The Fix: Artificial Stakes. Since you can’t trust yourself to respect your own deadlines, you need to involve other people.
- Pre-sell: Tell a client you’ll have a draft by Tuesday. Now, the "last minute" is real because someone else is waiting.
- The "Bet": Tell a friend, "If I don't show you a working prototype by Friday, I’m buying you a $100 dinner." The fear of losing money is a great substitute for a missing "internal" deadline.
4. Close the "Idea Graveyard"
One of the biggest reasons we don't finish is because we have too many open loops. Every unfinished project in your peripheral vision is a tiny leak in your mental energy.
The Fix: The "One In, One Out" Rule. You are allowed to have many ideas, but you are only allowed to have one active project. If you want to start something new, you have to do one of three things with the current one:
- Finish it (and ship it).
- Kill it (admit it’s not happening and delete the files).
- Pause it (put it in a "Someday" folder and don't look at it for a month).
5. Work with the "Waves"
Your productivity will never be a flat line. You will have days where you are a god of productivity and days where you can’t figure out how to open an email.
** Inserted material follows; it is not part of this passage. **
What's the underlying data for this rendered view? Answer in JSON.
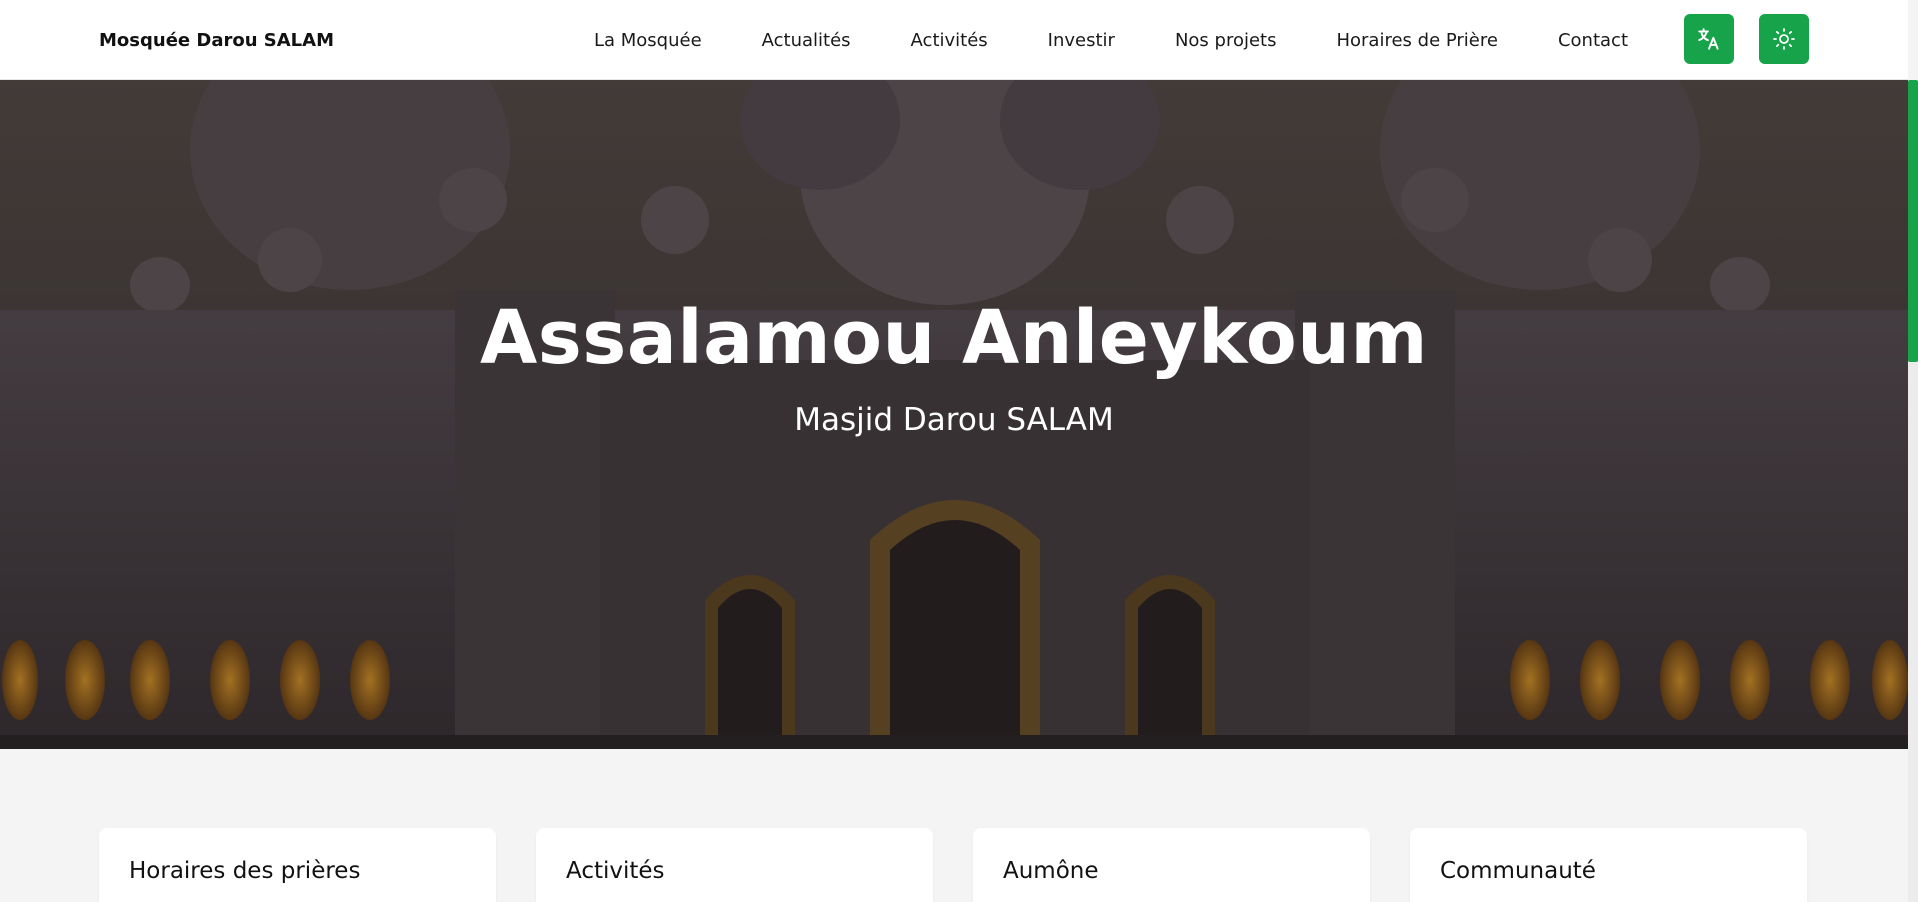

Stop trying to force a 9-to-5 rhythm on a brain that doesn't work that way. When the hyper-focus hits, ride the wave. Work for 12 hours if you have to. But when the wave crashes, give yourself permission to rest without the guilt. The guilt is what causes the "procrastination paralysis."
The Bottom Line
You don't need more "discipline." You need better containers for your chaos.
Pick the one idea you have right now that is the closest to making money. Forget the rest for a week. Build the smallest possible version of it, and get it in front of one person.
The transition from "smart procrastinator" to "successful entrepreneur" doesn't happen when you become perfect, it happens when you start shipping "imperfect" things.